'Chappaquiddick’ Star: ‘Everybody Gave [Ted Kennedy] a Pass’

April 7th, 2018 1:30 PM

Jason Clarke got quite the education after accepting the lead role in Chappaquiddick.

The movie, out April 6, follows the events surrounding the 1969 death of Mary Jo Kopechne. Sen. Ted Kennedy (Clarke) was driving Kopechne, a campaign worker for his late brother Robert F. Kennedy, home on the Massachusettes island of Chappaquiddick when he crashed his Oldsmobile through a fence, landing the car in a pond.

Kennedy escaped the submerged car but Koechne remained trapped inside. The Senator waited 10 hours to call for help.

“I was overcome, I’m frank to say, by a jumble of emotions: grief, fear, doubt, exhaustion, panic, confusion and shock,” he said at the time.

The diver who pulled Kopechne’s body from the car said she didn’t drown instantly. A trapped pocket of air temporarily kept her alive, but no autopsy was performed on the body.

Much of this proved new to Clarke, the Australian actor from Terminator: Genisys and Dawn of the Planet of the Apes.

He’s since gotten up to speed on the issue.

 

 

The film’s creative team insists Chappaquiddick is focused on the truth, not conjecture or partisan bias. Audiences can decide for themselves starting April 6. The early crush of reviews from the film’s festival circuit suggests the film succeeds on a factual level.

In short, this isn’t a smear job. That didn’t stop some “powerful people” from trying to stop the film’s production.

“We’re not making propaganda. Here is this amazing, incredible, traumatic event, which I think has had a massive impact, and still does, and effects the world we’re in now–20th century American history,” Clarke told Variety.

The role gave the actor insights into more than just the 1969 tragedy. It let him view his fellow Democrats in a new light, including those pulling the levers in the media. The film also found him re-examining those politicians who fawned over Kennedy while ignoring his darkest act.

To “become” Kennedy, the actual did his homework. He studied archival footage to nail the late Senator’s voice and mannerisms. That led him to the 2008 DNC convention where Kennedy introduced the future president, Sen. Barack Obama.

The moment chilled the actor.

“I couldn’t listen to that speech of Barack’s in the same kind of way. What have we done? … Everybody gave [Kennedy] a pass.

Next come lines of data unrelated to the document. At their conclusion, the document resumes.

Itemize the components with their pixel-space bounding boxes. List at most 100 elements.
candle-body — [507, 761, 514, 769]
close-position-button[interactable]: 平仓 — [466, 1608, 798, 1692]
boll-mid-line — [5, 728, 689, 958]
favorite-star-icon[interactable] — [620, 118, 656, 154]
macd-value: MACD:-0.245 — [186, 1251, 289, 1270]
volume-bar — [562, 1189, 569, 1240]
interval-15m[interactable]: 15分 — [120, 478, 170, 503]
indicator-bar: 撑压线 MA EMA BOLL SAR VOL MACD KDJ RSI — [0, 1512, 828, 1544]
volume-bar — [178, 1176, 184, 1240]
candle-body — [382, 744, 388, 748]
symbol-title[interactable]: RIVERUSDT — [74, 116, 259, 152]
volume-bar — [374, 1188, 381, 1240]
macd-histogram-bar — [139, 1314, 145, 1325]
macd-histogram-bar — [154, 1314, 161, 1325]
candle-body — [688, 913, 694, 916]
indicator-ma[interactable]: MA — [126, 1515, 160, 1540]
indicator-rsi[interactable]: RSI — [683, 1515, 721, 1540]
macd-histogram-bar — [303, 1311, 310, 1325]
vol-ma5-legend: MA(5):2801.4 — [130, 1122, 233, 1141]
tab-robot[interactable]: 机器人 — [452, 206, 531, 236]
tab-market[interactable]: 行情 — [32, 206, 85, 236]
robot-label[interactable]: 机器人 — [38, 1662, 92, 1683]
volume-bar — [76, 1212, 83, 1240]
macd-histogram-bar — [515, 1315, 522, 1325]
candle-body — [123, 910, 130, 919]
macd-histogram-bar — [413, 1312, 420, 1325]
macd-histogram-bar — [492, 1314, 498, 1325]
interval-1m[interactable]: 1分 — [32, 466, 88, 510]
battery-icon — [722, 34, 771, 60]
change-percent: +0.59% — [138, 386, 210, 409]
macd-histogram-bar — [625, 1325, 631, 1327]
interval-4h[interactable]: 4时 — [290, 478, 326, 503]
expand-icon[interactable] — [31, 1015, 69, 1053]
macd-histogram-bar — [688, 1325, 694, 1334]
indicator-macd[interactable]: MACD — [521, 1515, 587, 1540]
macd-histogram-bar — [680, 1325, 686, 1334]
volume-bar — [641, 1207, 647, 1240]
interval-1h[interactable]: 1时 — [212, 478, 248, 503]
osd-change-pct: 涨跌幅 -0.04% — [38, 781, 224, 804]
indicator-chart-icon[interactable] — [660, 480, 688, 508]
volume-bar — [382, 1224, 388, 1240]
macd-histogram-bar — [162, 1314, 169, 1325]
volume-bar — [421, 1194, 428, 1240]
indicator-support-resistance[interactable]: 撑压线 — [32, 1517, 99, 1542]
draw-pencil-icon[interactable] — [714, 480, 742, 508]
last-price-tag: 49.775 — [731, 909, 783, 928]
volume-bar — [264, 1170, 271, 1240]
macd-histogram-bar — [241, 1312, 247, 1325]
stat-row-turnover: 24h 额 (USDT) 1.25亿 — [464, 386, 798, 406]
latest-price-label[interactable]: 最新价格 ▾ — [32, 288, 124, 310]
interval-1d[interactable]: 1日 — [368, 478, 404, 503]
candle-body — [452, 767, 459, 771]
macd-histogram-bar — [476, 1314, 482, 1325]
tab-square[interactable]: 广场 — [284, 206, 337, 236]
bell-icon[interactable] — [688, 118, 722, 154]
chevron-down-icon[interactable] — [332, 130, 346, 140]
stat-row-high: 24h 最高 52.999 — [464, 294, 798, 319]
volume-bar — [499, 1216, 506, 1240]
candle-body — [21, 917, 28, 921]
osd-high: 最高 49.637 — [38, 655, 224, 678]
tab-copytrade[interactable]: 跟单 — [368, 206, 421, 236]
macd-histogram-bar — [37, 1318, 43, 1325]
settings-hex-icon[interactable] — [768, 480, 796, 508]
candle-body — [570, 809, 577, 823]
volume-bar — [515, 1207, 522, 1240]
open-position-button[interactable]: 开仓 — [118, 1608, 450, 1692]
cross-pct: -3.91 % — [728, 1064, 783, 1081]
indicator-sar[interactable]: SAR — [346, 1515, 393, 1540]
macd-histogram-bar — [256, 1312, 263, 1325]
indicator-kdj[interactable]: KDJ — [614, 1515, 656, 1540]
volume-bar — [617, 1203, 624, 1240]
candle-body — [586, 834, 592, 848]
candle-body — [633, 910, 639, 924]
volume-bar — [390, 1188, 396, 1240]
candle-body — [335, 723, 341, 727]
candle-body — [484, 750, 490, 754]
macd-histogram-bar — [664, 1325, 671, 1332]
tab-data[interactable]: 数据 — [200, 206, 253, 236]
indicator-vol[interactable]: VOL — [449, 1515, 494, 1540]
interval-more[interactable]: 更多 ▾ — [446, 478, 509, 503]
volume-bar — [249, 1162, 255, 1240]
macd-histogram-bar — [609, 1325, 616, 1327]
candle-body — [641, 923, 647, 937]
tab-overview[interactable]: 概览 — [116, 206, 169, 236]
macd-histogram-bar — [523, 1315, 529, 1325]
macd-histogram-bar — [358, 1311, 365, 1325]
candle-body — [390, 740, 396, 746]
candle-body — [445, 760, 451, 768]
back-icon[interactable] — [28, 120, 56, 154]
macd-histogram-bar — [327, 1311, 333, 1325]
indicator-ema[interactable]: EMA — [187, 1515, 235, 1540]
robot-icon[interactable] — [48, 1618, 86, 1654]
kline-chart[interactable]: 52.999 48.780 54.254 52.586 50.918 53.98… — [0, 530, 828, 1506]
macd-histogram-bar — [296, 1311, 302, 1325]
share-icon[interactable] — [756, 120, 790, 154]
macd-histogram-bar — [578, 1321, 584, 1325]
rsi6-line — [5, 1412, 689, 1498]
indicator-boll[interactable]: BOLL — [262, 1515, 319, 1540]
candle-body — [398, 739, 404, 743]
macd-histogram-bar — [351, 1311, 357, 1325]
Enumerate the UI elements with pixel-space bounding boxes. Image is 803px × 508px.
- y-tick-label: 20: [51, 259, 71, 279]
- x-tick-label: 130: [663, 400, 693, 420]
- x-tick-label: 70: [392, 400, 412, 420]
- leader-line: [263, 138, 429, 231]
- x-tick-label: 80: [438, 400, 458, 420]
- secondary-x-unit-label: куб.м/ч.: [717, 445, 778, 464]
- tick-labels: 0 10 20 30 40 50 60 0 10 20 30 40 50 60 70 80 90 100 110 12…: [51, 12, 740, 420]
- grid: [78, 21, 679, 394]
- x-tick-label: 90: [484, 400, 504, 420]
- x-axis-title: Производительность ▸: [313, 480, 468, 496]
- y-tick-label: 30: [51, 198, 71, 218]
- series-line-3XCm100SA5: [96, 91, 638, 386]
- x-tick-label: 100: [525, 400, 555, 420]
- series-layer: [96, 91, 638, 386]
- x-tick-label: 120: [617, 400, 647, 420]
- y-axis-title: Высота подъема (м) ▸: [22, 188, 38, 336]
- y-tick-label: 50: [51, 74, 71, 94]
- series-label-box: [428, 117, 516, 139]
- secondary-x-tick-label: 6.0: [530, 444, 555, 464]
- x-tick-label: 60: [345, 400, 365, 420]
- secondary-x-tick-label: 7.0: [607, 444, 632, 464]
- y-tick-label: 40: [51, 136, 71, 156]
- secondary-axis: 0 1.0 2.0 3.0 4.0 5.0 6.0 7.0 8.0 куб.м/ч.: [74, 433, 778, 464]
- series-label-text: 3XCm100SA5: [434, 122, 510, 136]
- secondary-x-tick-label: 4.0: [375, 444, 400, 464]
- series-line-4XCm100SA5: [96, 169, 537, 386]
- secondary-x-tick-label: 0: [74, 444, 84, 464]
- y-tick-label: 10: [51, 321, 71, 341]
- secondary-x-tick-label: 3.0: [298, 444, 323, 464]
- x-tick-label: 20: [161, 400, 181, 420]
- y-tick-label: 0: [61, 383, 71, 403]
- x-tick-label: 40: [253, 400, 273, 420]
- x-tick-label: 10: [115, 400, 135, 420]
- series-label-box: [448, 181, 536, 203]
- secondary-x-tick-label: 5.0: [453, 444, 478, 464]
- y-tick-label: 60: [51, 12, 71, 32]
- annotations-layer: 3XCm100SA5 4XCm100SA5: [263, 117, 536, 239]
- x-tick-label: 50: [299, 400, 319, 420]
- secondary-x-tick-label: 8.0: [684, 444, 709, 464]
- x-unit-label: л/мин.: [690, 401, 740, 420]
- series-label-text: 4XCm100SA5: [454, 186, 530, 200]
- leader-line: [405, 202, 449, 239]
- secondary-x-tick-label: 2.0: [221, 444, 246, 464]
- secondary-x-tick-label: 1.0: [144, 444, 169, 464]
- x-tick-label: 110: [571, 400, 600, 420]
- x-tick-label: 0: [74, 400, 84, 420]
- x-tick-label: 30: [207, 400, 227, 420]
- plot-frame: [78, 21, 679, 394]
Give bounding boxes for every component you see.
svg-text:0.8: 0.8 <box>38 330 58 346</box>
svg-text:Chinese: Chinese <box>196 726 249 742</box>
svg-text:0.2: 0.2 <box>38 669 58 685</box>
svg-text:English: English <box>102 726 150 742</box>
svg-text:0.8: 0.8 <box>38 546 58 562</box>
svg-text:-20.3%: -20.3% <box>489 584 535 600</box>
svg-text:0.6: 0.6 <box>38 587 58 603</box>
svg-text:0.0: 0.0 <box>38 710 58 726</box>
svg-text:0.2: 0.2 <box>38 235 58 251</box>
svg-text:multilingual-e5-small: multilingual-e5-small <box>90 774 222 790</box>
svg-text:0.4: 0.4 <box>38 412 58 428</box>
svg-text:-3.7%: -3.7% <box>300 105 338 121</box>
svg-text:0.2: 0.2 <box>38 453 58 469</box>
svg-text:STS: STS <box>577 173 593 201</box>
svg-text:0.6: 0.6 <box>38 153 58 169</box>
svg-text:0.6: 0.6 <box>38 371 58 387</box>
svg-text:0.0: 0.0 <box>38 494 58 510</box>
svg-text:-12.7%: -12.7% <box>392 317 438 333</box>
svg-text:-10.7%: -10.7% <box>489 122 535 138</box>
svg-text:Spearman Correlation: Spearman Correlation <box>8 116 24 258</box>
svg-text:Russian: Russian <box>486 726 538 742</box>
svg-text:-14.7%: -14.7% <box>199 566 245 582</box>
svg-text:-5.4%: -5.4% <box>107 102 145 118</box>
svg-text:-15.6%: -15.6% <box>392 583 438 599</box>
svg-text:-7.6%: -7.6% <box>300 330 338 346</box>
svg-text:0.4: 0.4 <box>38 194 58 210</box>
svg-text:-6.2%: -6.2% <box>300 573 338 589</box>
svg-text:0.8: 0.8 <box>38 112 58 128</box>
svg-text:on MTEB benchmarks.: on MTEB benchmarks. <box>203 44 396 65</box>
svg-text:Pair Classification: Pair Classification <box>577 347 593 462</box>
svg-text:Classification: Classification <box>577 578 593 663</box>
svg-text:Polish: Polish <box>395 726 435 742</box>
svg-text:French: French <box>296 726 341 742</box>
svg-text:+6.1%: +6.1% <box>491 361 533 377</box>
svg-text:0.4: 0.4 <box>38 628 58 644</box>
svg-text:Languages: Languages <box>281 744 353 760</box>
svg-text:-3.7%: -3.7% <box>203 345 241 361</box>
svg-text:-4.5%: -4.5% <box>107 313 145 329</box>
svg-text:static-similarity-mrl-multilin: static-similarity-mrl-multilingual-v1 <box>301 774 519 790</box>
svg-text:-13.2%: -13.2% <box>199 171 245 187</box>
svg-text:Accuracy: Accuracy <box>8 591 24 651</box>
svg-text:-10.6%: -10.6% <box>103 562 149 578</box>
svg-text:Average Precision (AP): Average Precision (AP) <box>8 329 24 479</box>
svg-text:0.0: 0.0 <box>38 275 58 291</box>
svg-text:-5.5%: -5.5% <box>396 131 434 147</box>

Other fascinating insights from Clarke based on his Deadline.com interview:

On the Chappaquiddick scandal and its legacy:

I don’t understand why it’s not taught more, why more people don’t know about it. I think the first time you watch, the facts are shocking and it’s a constricting feeling. Like, my God, this can’t be true, can it? The second time around, a lot of people have a much more emotional response, like, how can people not know about this?

On Democrats in the Age of Trump:

Remember when George W. Bush came out and said, “You’re either for us or against us”? The left has become a little like that now too. Anything that gets in the way of, [Trump] has to get out of the White House. That’s a bit scary. I guess that’s why people are afraid.

On the media’s wariness to cover Chappaquiddick

Look, we’ve definitely gotten a lot interest from the right from Fox, but the left are not engaging. Bill Maher and Rachel Maddow passed on covering the film. I think Chris Mathews is still considering but hasn’t committed, and The New York Times isn’t really entering into a dialogue about it. [Editor’s note: The Times ran two Chappaquiddick-related stories since this interview ran]

I am finding that on the right, they’re more willing to have a look at it than the left, I don’t know if they’ll it. I don’t think they know how to fit this into their agenda….

Why won’t Rachel Maddow have us on her show to talk about how we feel about this now?

On Hillary Clinton’s handling of sensitive materials as Secretary of State:

Who does that? [Clinton] was the Secretary of State, and with everything she’d been through, how does that happen? Incompetence and hubris, across the board. Not trying to be mean, but you behaved like that in your job, you wouldn’t have a job.